Hal itu diungkapkan oleh Dyah Faisal saat menjadi saksi di Pengadilan Tipikor pada Pengadilan Negeri (PN) Makassar, Rabu (20/3/2024). Awalnya, Jaksa Penuntut Umum (JPU) membawa dan memberikan bukti peta lokasi lahan kepada majelis hakim.
Saksi kemudian memeriksa dan mengomentari peta tersebut. Ia menjawab beberapa pertanyaan dari jaksa dan hakim ketua.
"Di peta, ada gambar kuning yang tumpang tindih. Apakah data garis kuning itu dalam bentuk sertifikat atau apa?" tanya jaksa Ahmad Yani.
"Ada yang bersertifikat, ada juga yang tidak bersertifikat," jawab saksi.
Dari Berita Acara Pemeriksaan (BAP) yang ada di tangan hakim, ia kemudian menanyakan terkait garis bewarna dalam peta lokasi lahan tersebut. Salah satu garisnya adalah garis kuning yang dinilai tumpang tindih oleh jaksa dan hakim anggota.
"Garis kuning ini yang tumpang tindih, apakah ini tanah bermasalah? Menurut Anda selaku Kasi (Survei dan pemetaan)," tanya Hakim Anggota Farid.
"(Saksi mengangguk) ya," jawabnya.
Dyah sebelumnya juga menyebutkan bahwa 150-an sertifikat lahan industri sampah Makassar masih atas nama orang lain. Artinya, kata dia, lahan yang dibebaskan tersebut belum menjadi hak Pemerintah Kota (Pemkot) Makassar.
"Belum (tercatat sebagai hak milik pemkot)," jawab Dyah.
Untuk diketahui, eks Kabag Pemerintahan Pemkot Makassar, Sabri menjadi terdakwa korupsi pembebasan lahan industri sampah menjadi energi listrik di Tamalanrea, Makassar, pada tahun 2012, 2013, dan 2014. Ia dinyatakan bersalah mengadakan pembebasan lahan tanpa dokumen memadai dan tidak melibatkan beberapa pihak berwenang.
"Tidak adanya penelitian mengenai status hukum tanah yang haknya akan dilepaskan atau diserahkan dan dokumen yang mendukungnya, tidak adanya lembaga penilai harga tanah, tidak melibatkan panitia pengadaan tanah sebagaimana Keputusan Walikota Makassar Nomor: 590.05/452/Kep/III/2012 tanggal 8 Maret 2012, tentang Pembentukan Panitia Pengadaan Tanah Bagi Pelaksanaan Pembangunan Untuk Kepentingan Umum di Kota Makassar Tahun Anggaran 2012, khususnya pihak Kepala Kantor Pertanahan Kota Makassar," demikian dakwaan JPU seperti dikutip dari Sistem Informasi Penelusuran Perkara (SIPP) PN Makassar, Minggu (3/3).
"Akibat perbuatan Terdakwa Sabri bersama-sama dengan Muh.
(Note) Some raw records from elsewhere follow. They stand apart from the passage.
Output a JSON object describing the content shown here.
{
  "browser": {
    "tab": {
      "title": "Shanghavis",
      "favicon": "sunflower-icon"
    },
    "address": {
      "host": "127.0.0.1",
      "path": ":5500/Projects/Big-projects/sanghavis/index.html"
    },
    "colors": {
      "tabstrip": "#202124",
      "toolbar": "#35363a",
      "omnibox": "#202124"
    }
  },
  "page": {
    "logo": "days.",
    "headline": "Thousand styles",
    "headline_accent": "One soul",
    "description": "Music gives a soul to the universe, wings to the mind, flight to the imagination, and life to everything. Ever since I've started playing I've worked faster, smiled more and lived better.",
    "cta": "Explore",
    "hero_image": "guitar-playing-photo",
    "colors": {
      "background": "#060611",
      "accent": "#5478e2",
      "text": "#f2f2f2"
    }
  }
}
Yarman, M Iskandar Lewa, Abdullah Syukur Dasman, dan Abd Rahim secara melawan hukum mengakibatkan kerugian negara sebesar Rp 45.718.800.000 (sekitar Rp 45 miliar)," kata jaksa.
Dalam sidang sebelumnya, pihak BPN juga sempat menghadiri sidang lanjutan tipikor ini. Eks Kepala BPN Makassar bernama Nahri mengaku bahwa dirinya tidak tahu ada pembebasan lahan, dirinya tidak dilibatkan sebagai panitia pengadaan tanah, dan SK panitian pengadaan tanah yang memuat namanya itu dipalsukan.